Et il y en a des sujets à décliner !!! Embauche systématique de cadres européens au détriment des cadres locaux, bétonisation des terres, malaise social… Pourquoi pas un portrait de cet homme qui dirige le collectif à la tête de la grève en Guadeloupe, devenu un héros pour toute la population guadeloupéenne ? Qui est-il, d’où vient-il, pourquoi cette adhésion incroyable des Guadeloupéens de toutes classes à cette mobilisation ? Mais peut-être que tous ces sujets ne vous intéressent pas, ne font pas people dans vos JT ?

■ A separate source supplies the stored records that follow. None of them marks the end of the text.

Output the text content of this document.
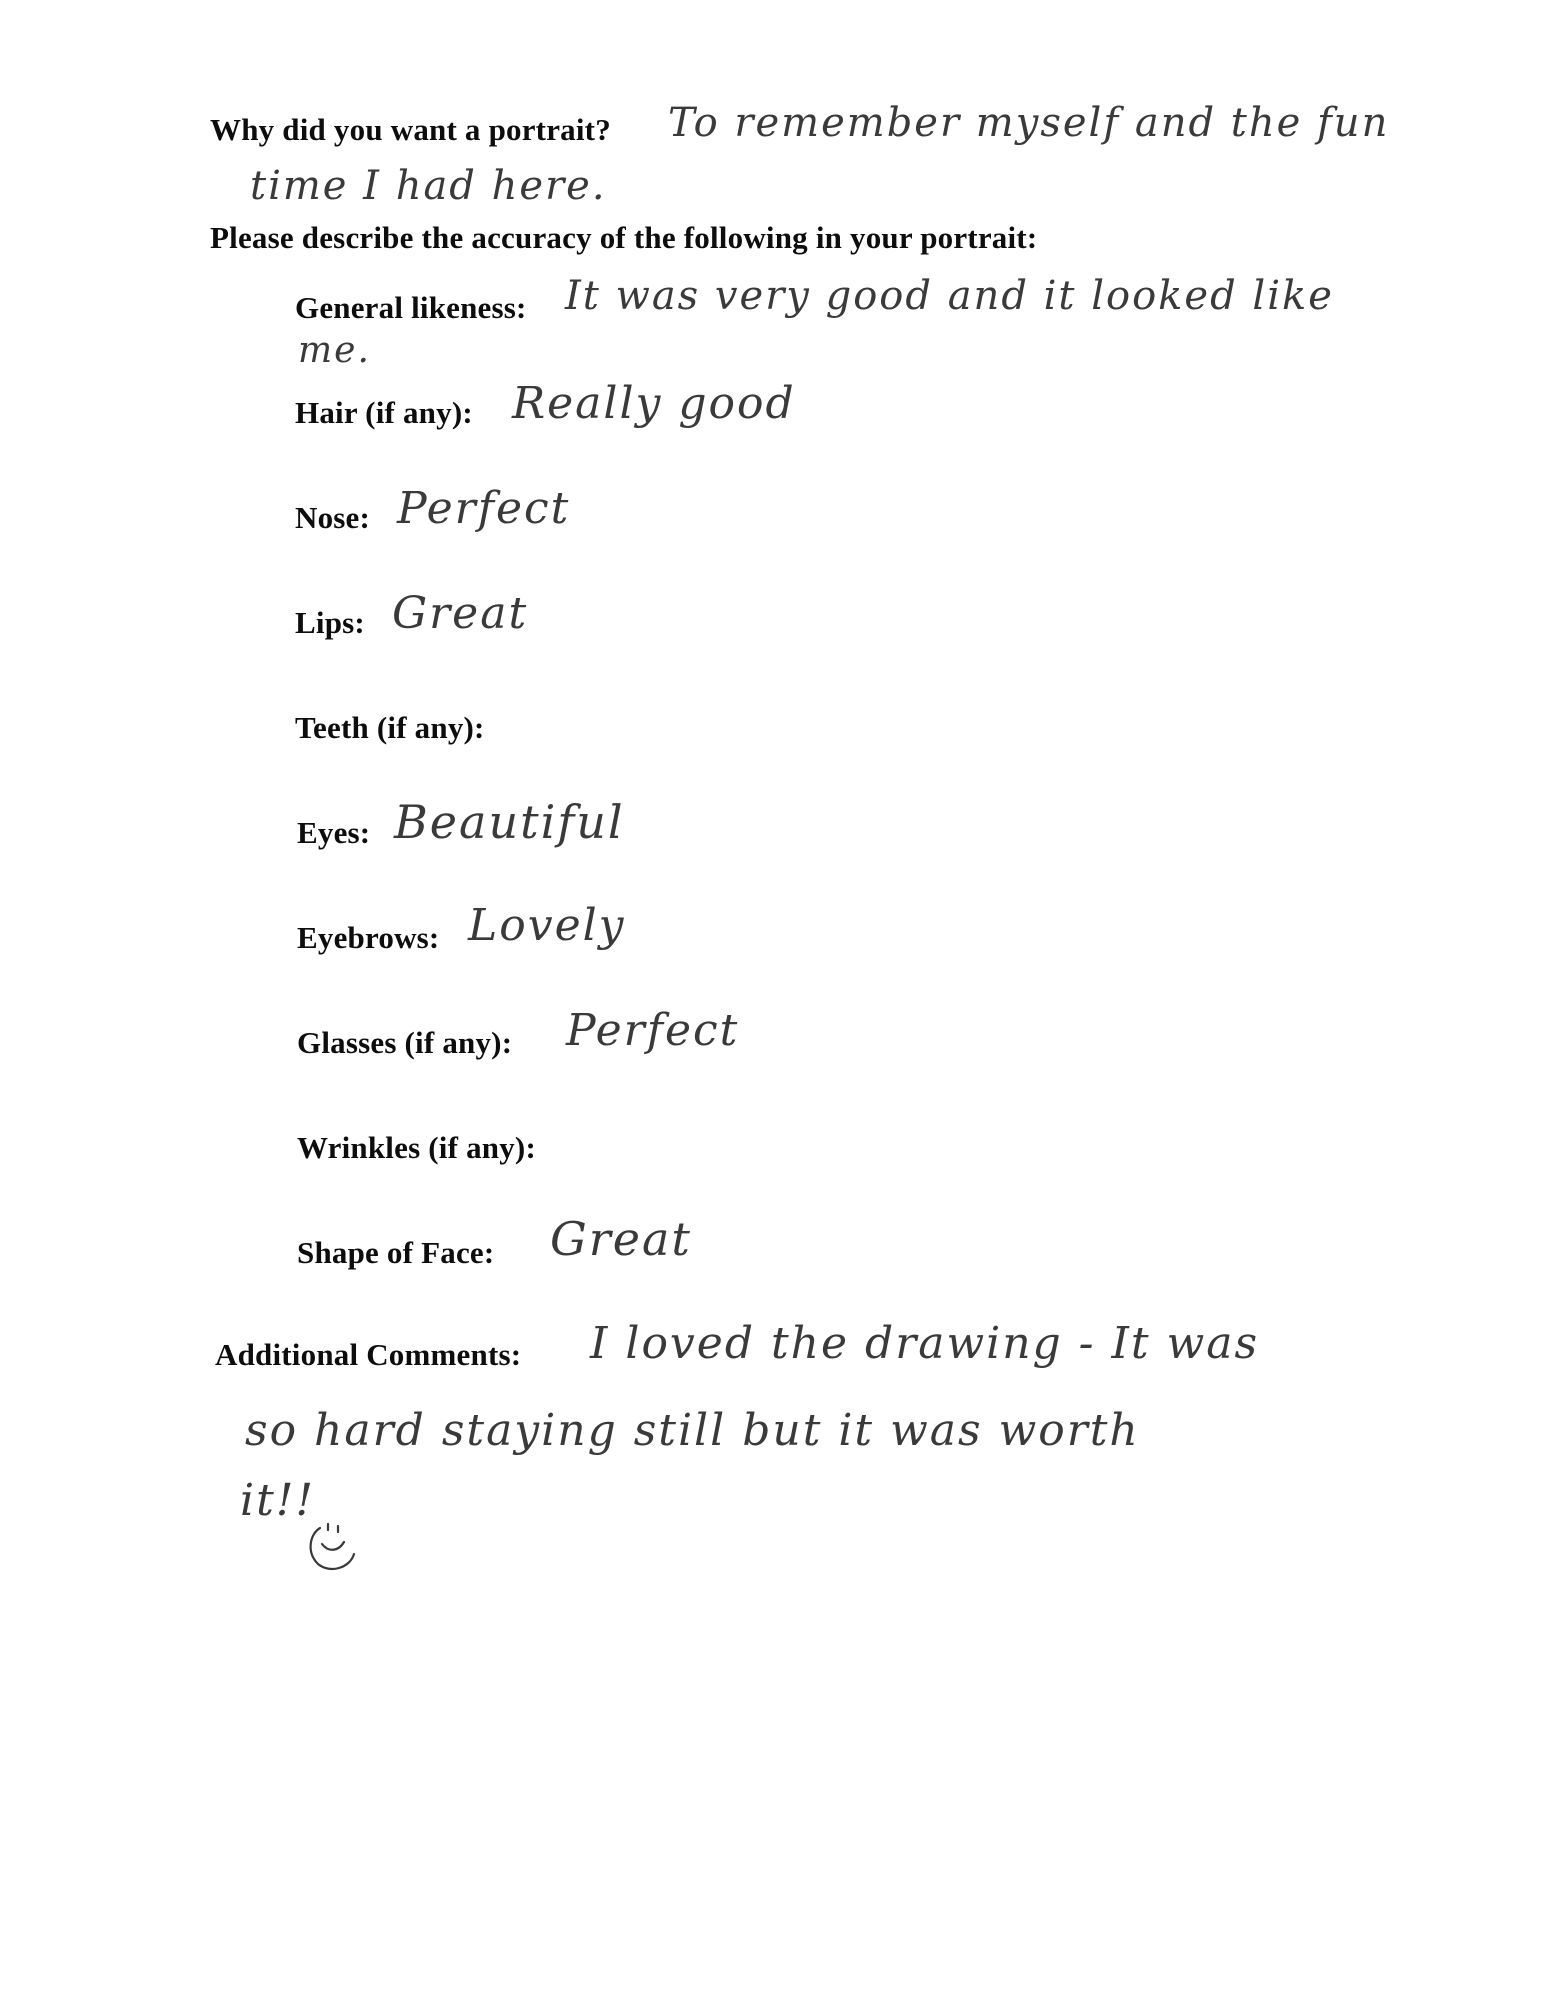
Why did you want a portrait? To remember myself and the fun
time I had here.
Please describe the accuracy of the following in your portrait:
General likeness: It was very good and it looked like
me.
Hair (if any): Really good
Nose: Perfect
Lips: Great
Teeth (if any):
Eyes: Beautiful
Eyebrows: Lovely
Glasses (if any): Perfect
Wrinkles (if any):
Shape of Face: Great
Additional Comments: I loved the drawing - It was
so hard staying still but it was worth
it!!
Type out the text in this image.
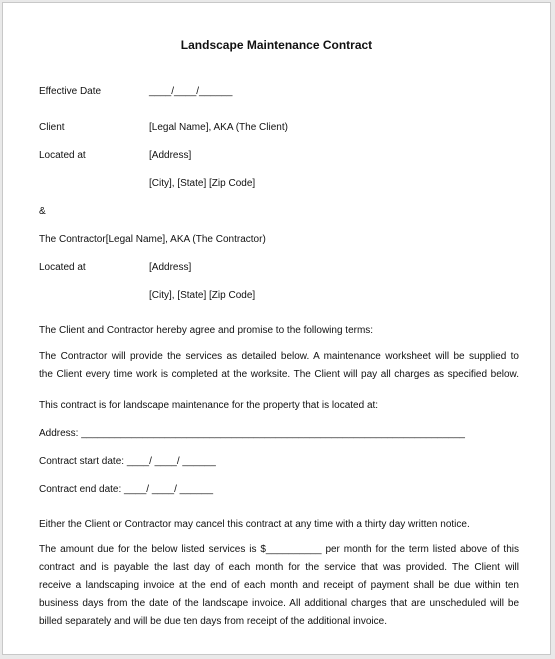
Landscape Maintenance Contract
Effective Date	____/____/______
Client	[Legal Name], AKA (The Client)
Located at	[Address]
[City], [State] [Zip Code]
&
The Contractor[Legal Name], AKA (The Contractor)
Located at	[Address]
[City], [State] [Zip Code]
The Client and Contractor hereby agree and promise to the following terms:
The Contractor will provide the services as detailed below. A maintenance worksheet will be supplied to
the Client every time work is completed at the worksite. The Client will pay all charges as specified below.
This contract is for landscape maintenance for the property that is located at:
Address: _____________________________________________________________________
Contract start date: ____/ ____/ ______
Contract end date: ____/ ____/ ______
Either the Client or Contractor may cancel this contract at any time with a thirty day written notice.
The amount due for the below listed services is $__________ per month for the term listed above of this
contract and is payable the last day of each month for the service that was provided. The Client will
receive a landscaping invoice at the end of each month and receipt of payment shall be due within ten
business days from the date of the landscape invoice. All additional charges that are unscheduled will be
billed separately and will be due ten days from receipt of the additional invoice.
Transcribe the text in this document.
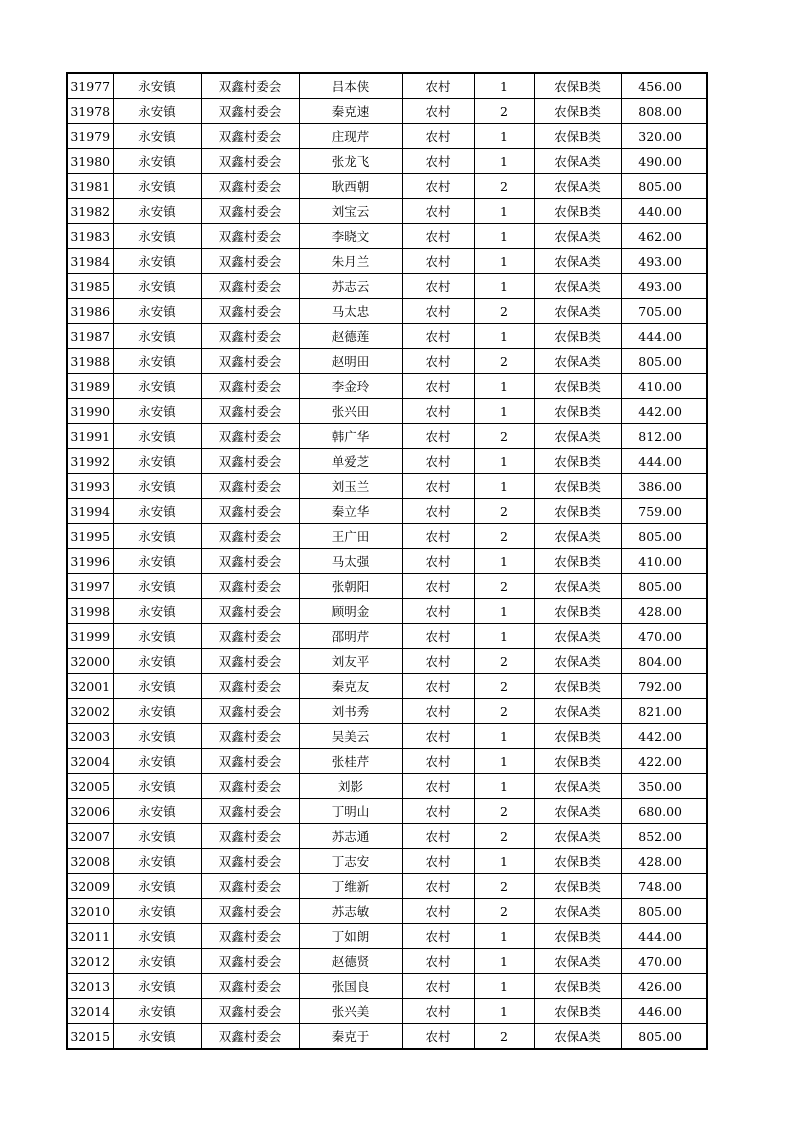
31977	永安镇	双鑫村委会	吕本侠	农村	1	农保B类	456.00
31978	永安镇	双鑫村委会	秦克速	农村	2	农保B类	808.00
31979	永安镇	双鑫村委会	庄现芹	农村	1	农保B类	320.00
31980	永安镇	双鑫村委会	张龙飞	农村	1	农保A类	490.00
31981	永安镇	双鑫村委会	耿西朝	农村	2	农保A类	805.00
31982	永安镇	双鑫村委会	刘宝云	农村	1	农保B类	440.00
31983	永安镇	双鑫村委会	李晓文	农村	1	农保A类	462.00
31984	永安镇	双鑫村委会	朱月兰	农村	1	农保A类	493.00
31985	永安镇	双鑫村委会	苏志云	农村	1	农保A类	493.00
31986	永安镇	双鑫村委会	马太忠	农村	2	农保A类	705.00
31987	永安镇	双鑫村委会	赵德莲	农村	1	农保B类	444.00
31988	永安镇	双鑫村委会	赵明田	农村	2	农保A类	805.00
31989	永安镇	双鑫村委会	李金玲	农村	1	农保B类	410.00
31990	永安镇	双鑫村委会	张兴田	农村	1	农保B类	442.00
31991	永安镇	双鑫村委会	韩广华	农村	2	农保A类	812.00
31992	永安镇	双鑫村委会	单爱芝	农村	1	农保B类	444.00
31993	永安镇	双鑫村委会	刘玉兰	农村	1	农保B类	386.00
31994	永安镇	双鑫村委会	秦立华	农村	2	农保B类	759.00
31995	永安镇	双鑫村委会	王广田	农村	2	农保A类	805.00
31996	永安镇	双鑫村委会	马太强	农村	1	农保B类	410.00
31997	永安镇	双鑫村委会	张朝阳	农村	2	农保A类	805.00
31998	永安镇	双鑫村委会	顾明金	农村	1	农保B类	428.00
31999	永安镇	双鑫村委会	邵明芹	农村	1	农保A类	470.00
32000	永安镇	双鑫村委会	刘友平	农村	2	农保A类	804.00
32001	永安镇	双鑫村委会	秦克友	农村	2	农保B类	792.00
32002	永安镇	双鑫村委会	刘书秀	农村	2	农保A类	821.00
32003	永安镇	双鑫村委会	吴美云	农村	1	农保B类	442.00
32004	永安镇	双鑫村委会	张桂芹	农村	1	农保B类	422.00
32005	永安镇	双鑫村委会	刘影	农村	1	农保A类	350.00
32006	永安镇	双鑫村委会	丁明山	农村	2	农保A类	680.00
32007	永安镇	双鑫村委会	苏志通	农村	2	农保A类	852.00
32008	永安镇	双鑫村委会	丁志安	农村	1	农保B类	428.00
32009	永安镇	双鑫村委会	丁维新	农村	2	农保B类	748.00
32010	永安镇	双鑫村委会	苏志敏	农村	2	农保A类	805.00
32011	永安镇	双鑫村委会	丁如朗	农村	1	农保B类	444.00
32012	永安镇	双鑫村委会	赵德贤	农村	1	农保A类	470.00
32013	永安镇	双鑫村委会	张国良	农村	1	农保B类	426.00
32014	永安镇	双鑫村委会	张兴美	农村	1	农保B类	446.00
32015	永安镇	双鑫村委会	秦克于	农村	2	农保A类	805.00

Alors laissez-nous finir en vous disant que nous autres journalistes martiniquais avons le sentiment que cette crise est bien plus profonde que tout ce que nous avons pu vivre précédemment. Que le documentaire de Canal Plus diffusé la semaine dernière sur les békés de la Martinique, une caste de blancs créoles qui vit en autarcie et qui détient une grande partie de l’économie et des terres en Martinique, a profondément remué et choqué nos compatriotes et nous-mêmes et qu’à l’évidence, il y a des blessures profondes qui se réveillent. Il se passe des choses qui méritent des analyses, des visions et des explications.

Nous essayons de faire notre métier d’information le plus justement possible mais nous n’avons aucune prise sur les médias nationaux. Vous seuls pouvez choisir les angles qui vous intéressent : la communication de Matignon (qui aujourd’hui craint plus que tout la contagion aux autres DOM et aux Français de l’hexagone), les annulations des tours opérators ou alors vous pouvez traiter tout le reste. Si jamais ça vous intéresse !!!